Die Renaturierungsvorgaben am Kieswerk Milchplatz in Rheinberg-Eversael zeigen, dass Kies- und Sandabbau alle Schutzfunktionen erfüllen kann und im Einklang mit den sehr hohen Forderungen der EU in Brüssel stehen. Nicht zuletzt deshalb ist dort auch der z.Z. größte hochwassersichere Landeplatz für Wildgänse am Niederrhein vorgesehen. 

Der Fraktionsvorsitzende Heinz Dams brachte die Eindrücke auf den Punkt: „Was vordergründig nur nach Abbau von Kies und Sand aussieht, ist in dieser dargebrachten Art und Weise ein wichtiger Bestandteil des Lebensraums Niederrhein. Hier wird Kulturlandschaft gestaltet und zum Nutzen und Schutz der hiesigen Bevölkerung und der zugereisten Vögel weiter entwickelt. Ich bedauere, dass unserer am Niederrhein tätige mittelständige Kiesindustrie und uns allen als Kunden aus ideologischen Gründen immer neue und unsinnige Kosten wie den Kieseuro aufgebürdet werden."

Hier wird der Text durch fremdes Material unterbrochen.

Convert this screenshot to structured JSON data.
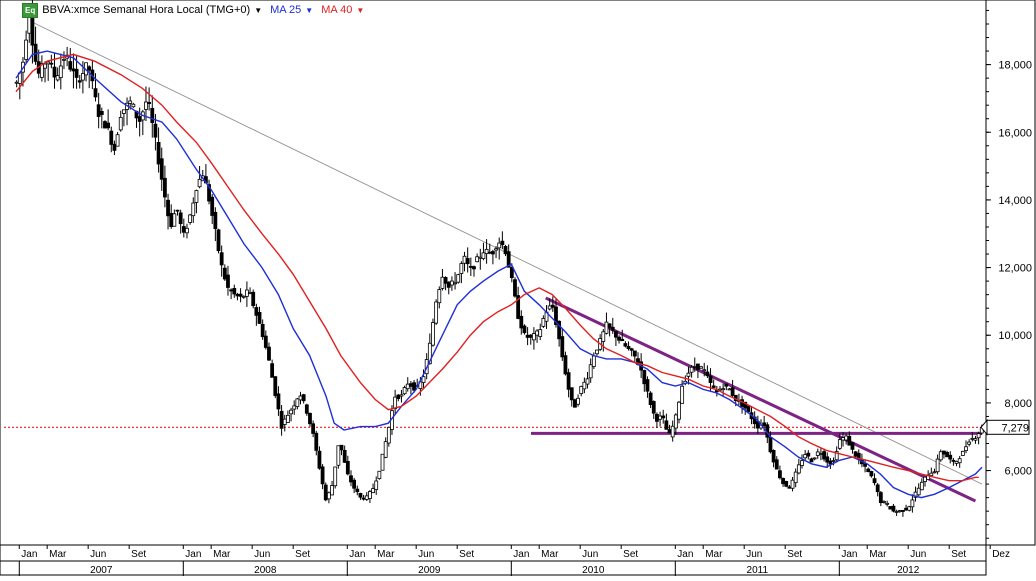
{
  "header": {
    "badge": "Eq",
    "symbol": "BBVA:xmce Semanal Hora Local (TMG+0)",
    "ma_short_label": "MA 25",
    "ma_long_label": "MA 40",
    "dropdown_icon": "caret-down-icon",
    "badge_color": "#3a9a3a"
  },
  "chart_data": {
    "type": "candlestick",
    "title": "",
    "xlabel": "",
    "ylabel": "",
    "x_range": [
      2006.98,
      2012.87
    ],
    "ylim": [
      3.8,
      19.85
    ],
    "y_ticks": [
      6000,
      8000,
      10000,
      12000,
      14000,
      16000,
      18000
    ],
    "y_tick_labels": [
      "6,000",
      "8,000",
      "10,000",
      "12,000",
      "14,000",
      "16,000",
      "18,000"
    ],
    "month_ticks": [
      {
        "x": 2007.0,
        "label": "Jan"
      },
      {
        "x": 2007.17,
        "label": "Mar"
      },
      {
        "x": 2007.42,
        "label": "Jun"
      },
      {
        "x": 2007.67,
        "label": "Set"
      },
      {
        "x": 2008.0,
        "label": "Jan"
      },
      {
        "x": 2008.17,
        "label": "Mar"
      },
      {
        "x": 2008.42,
        "label": "Jun"
      },
      {
        "x": 2008.67,
        "label": "Set"
      },
      {
        "x": 2009.0,
        "label": "Jan"
      },
      {
        "x": 2009.17,
        "label": "Mar"
      },
      {
        "x": 2009.42,
        "label": "Jun"
      },
      {
        "x": 2009.67,
        "label": "Set"
      },
      {
        "x": 2010.0,
        "label": "Jan"
      },
      {
        "x": 2010.17,
        "label": "Mar"
      },
      {
        "x": 2010.42,
        "label": "Jun"
      },
      {
        "x": 2010.67,
        "label": "Set"
      },
      {
        "x": 2011.0,
        "label": "Jan"
      },
      {
        "x": 2011.17,
        "label": "Mar"
      },
      {
        "x": 2011.42,
        "label": "Jun"
      },
      {
        "x": 2011.67,
        "label": "Set"
      },
      {
        "x": 2012.0,
        "label": "Jan"
      },
      {
        "x": 2012.17,
        "label": "Mar"
      },
      {
        "x": 2012.42,
        "label": "Jun"
      },
      {
        "x": 2012.67,
        "label": "Set"
      },
      {
        "x": 2012.92,
        "label": "Dez"
      }
    ],
    "year_labels": [
      {
        "x": 2007.5,
        "label": "2007"
      },
      {
        "x": 2008.5,
        "label": "2008"
      },
      {
        "x": 2009.5,
        "label": "2009"
      },
      {
        "x": 2010.5,
        "label": "2010"
      },
      {
        "x": 2011.5,
        "label": "2011"
      },
      {
        "x": 2012.42,
        "label": "2012"
      }
    ],
    "price_points": [
      [
        2006.98,
        17.4
      ],
      [
        2007.02,
        18.0
      ],
      [
        2007.06,
        19.6
      ],
      [
        2007.09,
        18.3
      ],
      [
        2007.12,
        17.7
      ],
      [
        2007.17,
        18.2
      ],
      [
        2007.22,
        17.6
      ],
      [
        2007.28,
        18.3
      ],
      [
        2007.35,
        17.5
      ],
      [
        2007.42,
        18.0
      ],
      [
        2007.48,
        16.6
      ],
      [
        2007.53,
        16.2
      ],
      [
        2007.58,
        15.5
      ],
      [
        2007.62,
        16.6
      ],
      [
        2007.68,
        16.9
      ],
      [
        2007.73,
        16.3
      ],
      [
        2007.78,
        17.0
      ],
      [
        2007.82,
        16.0
      ],
      [
        2007.87,
        14.6
      ],
      [
        2007.92,
        13.2
      ],
      [
        2007.96,
        13.8
      ],
      [
        2008.0,
        12.9
      ],
      [
        2008.04,
        13.5
      ],
      [
        2008.08,
        14.4
      ],
      [
        2008.12,
        14.8
      ],
      [
        2008.15,
        14.2
      ],
      [
        2008.19,
        13.2
      ],
      [
        2008.23,
        12.1
      ],
      [
        2008.27,
        11.4
      ],
      [
        2008.31,
        11.2
      ],
      [
        2008.35,
        11.1
      ],
      [
        2008.4,
        11.3
      ],
      [
        2008.44,
        10.7
      ],
      [
        2008.48,
        10.1
      ],
      [
        2008.52,
        9.3
      ],
      [
        2008.56,
        8.3
      ],
      [
        2008.6,
        7.3
      ],
      [
        2008.63,
        7.6
      ],
      [
        2008.67,
        7.9
      ],
      [
        2008.71,
        8.3
      ],
      [
        2008.75,
        7.8
      ],
      [
        2008.79,
        7.1
      ],
      [
        2008.83,
        6.1
      ],
      [
        2008.87,
        5.1
      ],
      [
        2008.91,
        5.6
      ],
      [
        2008.95,
        6.9
      ],
      [
        2009.0,
        5.9
      ],
      [
        2009.04,
        5.5
      ],
      [
        2009.08,
        5.2
      ],
      [
        2009.12,
        5.2
      ],
      [
        2009.16,
        5.5
      ],
      [
        2009.2,
        6.1
      ],
      [
        2009.25,
        7.2
      ],
      [
        2009.29,
        8.2
      ],
      [
        2009.33,
        8.2
      ],
      [
        2009.37,
        8.6
      ],
      [
        2009.42,
        8.4
      ],
      [
        2009.46,
        8.7
      ],
      [
        2009.5,
        9.6
      ],
      [
        2009.54,
        11.0
      ],
      [
        2009.58,
        11.8
      ],
      [
        2009.62,
        11.4
      ],
      [
        2009.67,
        11.7
      ],
      [
        2009.71,
        12.3
      ],
      [
        2009.75,
        11.9
      ],
      [
        2009.79,
        12.2
      ],
      [
        2009.83,
        12.5
      ],
      [
        2009.88,
        12.4
      ],
      [
        2009.92,
        12.8
      ],
      [
        2009.96,
        12.6
      ],
      [
        2010.0,
        11.7
      ],
      [
        2010.04,
        10.6
      ],
      [
        2010.08,
        10.0
      ],
      [
        2010.12,
        9.9
      ],
      [
        2010.17,
        10.1
      ],
      [
        2010.21,
        10.7
      ],
      [
        2010.25,
        10.9
      ],
      [
        2010.28,
        10.2
      ],
      [
        2010.31,
        9.4
      ],
      [
        2010.35,
        8.4
      ],
      [
        2010.38,
        7.8
      ],
      [
        2010.42,
        8.4
      ],
      [
        2010.46,
        8.7
      ],
      [
        2010.5,
        9.4
      ],
      [
        2010.54,
        9.8
      ],
      [
        2010.58,
        10.3
      ],
      [
        2010.62,
        10.1
      ],
      [
        2010.67,
        9.8
      ],
      [
        2010.71,
        9.6
      ],
      [
        2010.75,
        9.4
      ],
      [
        2010.79,
        9.0
      ],
      [
        2010.83,
        8.3
      ],
      [
        2010.88,
        7.5
      ],
      [
        2010.92,
        7.6
      ],
      [
        2010.96,
        7.0
      ],
      [
        2011.0,
        7.5
      ],
      [
        2011.04,
        8.5
      ],
      [
        2011.08,
        8.9
      ],
      [
        2011.12,
        9.1
      ],
      [
        2011.17,
        9.0
      ],
      [
        2011.21,
        8.6
      ],
      [
        2011.25,
        8.3
      ],
      [
        2011.29,
        8.5
      ],
      [
        2011.33,
        8.4
      ],
      [
        2011.37,
        8.1
      ],
      [
        2011.42,
        7.9
      ],
      [
        2011.46,
        7.6
      ],
      [
        2011.5,
        7.3
      ],
      [
        2011.54,
        7.4
      ],
      [
        2011.58,
        6.6
      ],
      [
        2011.62,
        6.0
      ],
      [
        2011.66,
        5.6
      ],
      [
        2011.7,
        5.5
      ],
      [
        2011.75,
        6.1
      ],
      [
        2011.79,
        6.5
      ],
      [
        2011.83,
        6.3
      ],
      [
        2011.88,
        6.6
      ],
      [
        2011.92,
        6.3
      ],
      [
        2011.96,
        6.2
      ],
      [
        2012.0,
        6.9
      ],
      [
        2012.04,
        7.0
      ],
      [
        2012.08,
        6.6
      ],
      [
        2012.12,
        6.3
      ],
      [
        2012.17,
        6.0
      ],
      [
        2012.21,
        5.7
      ],
      [
        2012.25,
        5.1
      ],
      [
        2012.29,
        5.0
      ],
      [
        2012.33,
        4.8
      ],
      [
        2012.37,
        4.8
      ],
      [
        2012.42,
        4.9
      ],
      [
        2012.46,
        5.3
      ],
      [
        2012.5,
        5.6
      ],
      [
        2012.54,
        5.9
      ],
      [
        2012.58,
        6.0
      ],
      [
        2012.62,
        6.6
      ],
      [
        2012.66,
        6.4
      ],
      [
        2012.7,
        6.2
      ],
      [
        2012.75,
        6.5
      ],
      [
        2012.79,
        6.9
      ],
      [
        2012.83,
        7.0
      ],
      [
        2012.87,
        7.25
      ]
    ],
    "series": [
      {
        "name": "MA 25",
        "color": "#1f2fd6",
        "points": [
          [
            2006.98,
            17.6
          ],
          [
            2007.08,
            18.3
          ],
          [
            2007.17,
            18.4
          ],
          [
            2007.33,
            18.2
          ],
          [
            2007.46,
            17.6
          ],
          [
            2007.62,
            16.9
          ],
          [
            2007.75,
            16.5
          ],
          [
            2007.87,
            16.3
          ],
          [
            2007.96,
            15.8
          ],
          [
            2008.08,
            14.9
          ],
          [
            2008.17,
            14.3
          ],
          [
            2008.27,
            13.5
          ],
          [
            2008.37,
            12.7
          ],
          [
            2008.48,
            12.0
          ],
          [
            2008.58,
            11.2
          ],
          [
            2008.67,
            10.2
          ],
          [
            2008.77,
            9.4
          ],
          [
            2008.87,
            8.2
          ],
          [
            2008.92,
            7.4
          ],
          [
            2008.98,
            7.2
          ],
          [
            2009.08,
            7.3
          ],
          [
            2009.17,
            7.3
          ],
          [
            2009.25,
            7.4
          ],
          [
            2009.33,
            7.9
          ],
          [
            2009.42,
            8.4
          ],
          [
            2009.5,
            9.2
          ],
          [
            2009.58,
            10.0
          ],
          [
            2009.67,
            10.9
          ],
          [
            2009.75,
            11.3
          ],
          [
            2009.83,
            11.6
          ],
          [
            2009.92,
            11.9
          ],
          [
            2010.0,
            12.1
          ],
          [
            2010.08,
            11.3
          ],
          [
            2010.17,
            10.9
          ],
          [
            2010.25,
            10.5
          ],
          [
            2010.33,
            10.1
          ],
          [
            2010.42,
            9.6
          ],
          [
            2010.5,
            9.4
          ],
          [
            2010.58,
            9.3
          ],
          [
            2010.67,
            9.3
          ],
          [
            2010.75,
            9.2
          ],
          [
            2010.83,
            9.0
          ],
          [
            2010.92,
            8.6
          ],
          [
            2011.0,
            8.5
          ],
          [
            2011.08,
            8.6
          ],
          [
            2011.17,
            8.4
          ],
          [
            2011.25,
            8.3
          ],
          [
            2011.33,
            8.1
          ],
          [
            2011.42,
            7.8
          ],
          [
            2011.5,
            7.5
          ],
          [
            2011.58,
            7.0
          ],
          [
            2011.67,
            6.7
          ],
          [
            2011.75,
            6.4
          ],
          [
            2011.83,
            6.2
          ],
          [
            2011.92,
            6.1
          ],
          [
            2012.0,
            6.3
          ],
          [
            2012.08,
            6.4
          ],
          [
            2012.17,
            6.2
          ],
          [
            2012.25,
            5.9
          ],
          [
            2012.33,
            5.5
          ],
          [
            2012.42,
            5.3
          ],
          [
            2012.5,
            5.2
          ],
          [
            2012.58,
            5.3
          ],
          [
            2012.67,
            5.5
          ],
          [
            2012.75,
            5.7
          ],
          [
            2012.83,
            5.9
          ],
          [
            2012.87,
            6.1
          ]
        ]
      },
      {
        "name": "MA 40",
        "color": "#e02020",
        "points": [
          [
            2006.98,
            17.2
          ],
          [
            2007.08,
            17.8
          ],
          [
            2007.17,
            18.1
          ],
          [
            2007.33,
            18.3
          ],
          [
            2007.46,
            18.1
          ],
          [
            2007.62,
            17.7
          ],
          [
            2007.75,
            17.3
          ],
          [
            2007.87,
            16.8
          ],
          [
            2007.96,
            16.3
          ],
          [
            2008.08,
            15.7
          ],
          [
            2008.17,
            15.1
          ],
          [
            2008.27,
            14.4
          ],
          [
            2008.37,
            13.7
          ],
          [
            2008.48,
            13.0
          ],
          [
            2008.58,
            12.4
          ],
          [
            2008.67,
            11.8
          ],
          [
            2008.77,
            11.0
          ],
          [
            2008.87,
            10.2
          ],
          [
            2008.96,
            9.4
          ],
          [
            2009.08,
            8.6
          ],
          [
            2009.17,
            8.1
          ],
          [
            2009.25,
            7.8
          ],
          [
            2009.33,
            7.9
          ],
          [
            2009.42,
            8.2
          ],
          [
            2009.5,
            8.6
          ],
          [
            2009.58,
            9.0
          ],
          [
            2009.67,
            9.5
          ],
          [
            2009.75,
            10.0
          ],
          [
            2009.83,
            10.4
          ],
          [
            2009.92,
            10.7
          ],
          [
            2010.0,
            10.9
          ],
          [
            2010.08,
            11.2
          ],
          [
            2010.17,
            11.4
          ],
          [
            2010.25,
            11.2
          ],
          [
            2010.33,
            10.8
          ],
          [
            2010.42,
            10.3
          ],
          [
            2010.5,
            9.9
          ],
          [
            2010.58,
            9.6
          ],
          [
            2010.67,
            9.4
          ],
          [
            2010.75,
            9.2
          ],
          [
            2010.83,
            9.1
          ],
          [
            2010.92,
            8.9
          ],
          [
            2011.0,
            8.8
          ],
          [
            2011.08,
            8.7
          ],
          [
            2011.17,
            8.5
          ],
          [
            2011.25,
            8.4
          ],
          [
            2011.33,
            8.2
          ],
          [
            2011.42,
            8.0
          ],
          [
            2011.5,
            7.8
          ],
          [
            2011.58,
            7.6
          ],
          [
            2011.67,
            7.3
          ],
          [
            2011.75,
            7.0
          ],
          [
            2011.83,
            6.8
          ],
          [
            2011.92,
            6.6
          ],
          [
            2012.0,
            6.5
          ],
          [
            2012.08,
            6.4
          ],
          [
            2012.17,
            6.3
          ],
          [
            2012.25,
            6.2
          ],
          [
            2012.33,
            6.1
          ],
          [
            2012.42,
            6.0
          ],
          [
            2012.5,
            5.9
          ],
          [
            2012.58,
            5.8
          ],
          [
            2012.67,
            5.7
          ],
          [
            2012.75,
            5.7
          ],
          [
            2012.83,
            5.8
          ],
          [
            2012.85,
            5.8
          ]
        ]
      }
    ],
    "trendlines": [
      {
        "kind": "long-downtrend",
        "color": "#909090",
        "from": [
          2007.06,
          19.3
        ],
        "to": [
          2012.87,
          5.6
        ]
      },
      {
        "kind": "purple-downtrend",
        "color": "#7d2384",
        "from": [
          2010.21,
          11.1
        ],
        "to": [
          2012.83,
          5.1
        ]
      },
      {
        "kind": "purple-support",
        "color": "#7d2384",
        "from": [
          2010.12,
          7.1
        ],
        "to": [
          2012.87,
          7.1
        ]
      }
    ],
    "current_price": {
      "value": 7.279,
      "label": "7,279",
      "line_color": "#e02020"
    },
    "grid": false,
    "legend": "top-left"
  }
}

Bei dieser Bereisung konnte sich die FDP-Kreistagsfraktion auch ein Bild von den vier Hafenstandorten des Kreises Wesel vom Wasser aus machen. 
„Die einzelnen Häfen des künftigen Delta-Hafens im Lippemündungsraum vom Wasser aus zu betrachten eröffnete neue interessante Perspektiven, um das Projekt Delta-Hafen noch gezielter und unter Berücksichtigung des NIAG-Hafens Orsoy vorantreiben zu können", so Heinz Dams.